米紙ニューヨーク・タイムズ(電子版)は16日、米国のトランプ大統領が15日に米アラスカで行ったプーチン露大統領との首脳会談後、欧州首脳らに対して、ウクライナが東部ドンバス地方(ドネツク、ルハンスク両州)から自国軍を撤退させ露側に明け渡すことを引き換えに、ロシアがウクライナ侵略を終結させる計画を支持していると伝えたと報じた。
トランプ氏と欧州首脳らとの電話会談の内容を知る欧州高官が明らかにした。トランプ氏の話によれば、ウクライナのウォロディミル・ゼレンスキー大統領がドンバス地方を露側に明け渡すことに同意すれば、見返りとして、プーチン氏は、ウクライナの残り地域での現在の戦線での停戦と、ウクライナや欧州各国を再び攻撃しないという書面の約束をすると提案したという。
米政策研究機関「戦争研究所」によれば、ロシアはルハンスク州の全域を掌握しているのに対し、ドネツク州の25%程度(約6500平方キロ・メートル)は制圧に至っていない。

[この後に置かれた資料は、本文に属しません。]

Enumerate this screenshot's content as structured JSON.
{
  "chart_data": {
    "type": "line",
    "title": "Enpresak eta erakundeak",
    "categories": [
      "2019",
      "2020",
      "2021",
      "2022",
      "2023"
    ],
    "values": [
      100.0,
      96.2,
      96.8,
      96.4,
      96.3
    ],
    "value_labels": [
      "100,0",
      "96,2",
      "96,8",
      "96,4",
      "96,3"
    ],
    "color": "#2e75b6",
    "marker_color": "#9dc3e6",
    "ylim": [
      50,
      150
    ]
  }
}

軍事力での占領には「何年もかかる」とされている。
ゼレンスキー氏や欧州首脳らはドンバス地方を露側に明け渡すことに強く反対している。ただ、トランプ氏は18日にホワイトハウスを訪れるゼレンスキー氏と、この計画を議論する見込みだという。欧州首脳らも同席するよう招待されており、議論に参加する可能性がある。
欧州高官によると、トランプ氏は欧州首脳との電話会談でロシアへの追加制裁に言及しなかった。一方、トランプ氏は、プーチン氏が会談でウクライナが「強力な安全の保証」を得ることに同意したと述べた。ただ、北大西洋条約機構(NATO)による安全の保証ではなく、主体は欧州が中心になる見込みだという。
同紙によると、このほかプーチン氏は会談で、ロシア語をウクライナで再び公用語とすることや、ウクライナでのロシア正教会の安全を保証することも求めたという。